Did Misty Copsey Run Away Or Run Into Foul Play? -- Police Think Spanaway Teen, Missing Since '92, May Be Dead

PUYALLUP - It's been 3 1/2 years since Misty Copsey disappeared from the Puyallup Fair.

Her father thinks she ran away and still hopes for a telephone call. Her mother thinks Misty is dead.

Misty was 14 when she vanished. Her mother had dropped her off at the fair with a friend on Sept. 17, 1992. She was supposed to catch the 8:40 p.m. Pierce Transit bus back to Spanaway. She called home about 8 p.m. and told her mother she might get a ride home with a friend. But a bus driver said Misty approached him about 9:20 p.m. and asked what time the last bus to Spanaway left. Then she walked off.

No one has reported seeing her since.

In 1993, searchers found a pair of pants, underwear and a sock thought to belong to Misty in an area where two girls' bodies had been found earlier.

"My professional instincts lead me to believe that she's more than likely deceased," said King County homicide detective Jim Doyon.

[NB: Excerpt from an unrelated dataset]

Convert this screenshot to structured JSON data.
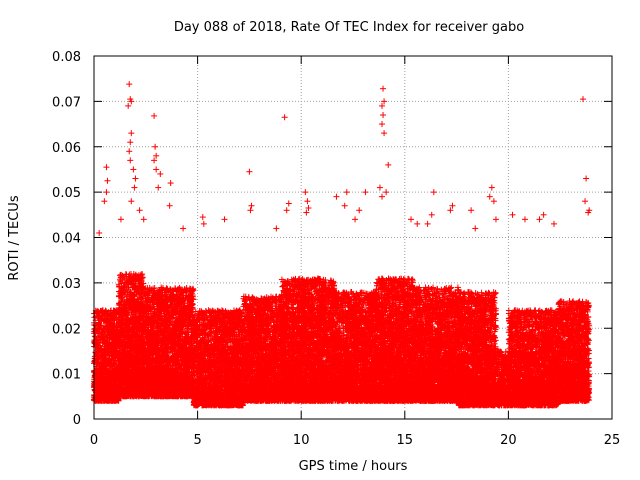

"There are some people out there who believe she just took off and is living somewhere, somehow, without contact with any law-enforcement agency.

"But reality tells me that given the circumstances, the timing and location of her disappearance, there's a high probability she is the victim of foul play." It's difficult for an adult to disappear and stay hidden for long without any contact with police, and it's even more difficult for a teenager, he said.

"There are people out there who are getting away with murder," he said. "The Misty Copsey case is one of them."

Doyon's theory is that Misty was killed by the same person who killed Anna Chebetnoy and Kimberly DeLange, two teenagers last seen in Puyallup.

The girls' bodies were found along Highway 410, near the spot where Misty's clothing was found.

Doyon also notes that two years and one month separate each disappearance: Kimberly was last seen in July 1988; Anna in August 1990; and Misty in September 1992.

"I think the link is too obvious to ignore," Doyon said. "I'd have to see a very close possibility of a connection there."

Misty's father, Buck Copsey, hopes his daughter ran away and will call home now that she's turned 18. Her birthday was yesterday.

"I'm hoping that she's going to call me," Copsey said. "When she turns 18, she's no longer a child. Nobody can force her to do anything she doesn't want to do."

Copsey's former wife, Diana, thinks otherwise. "I know she's not alive," Diana Copsey said. "I knew the night she disappeared. She had no reason to run away."

The Puyallup Police plan to retrace their investigation of her disappearance, which so far has been classified as a missing-person case.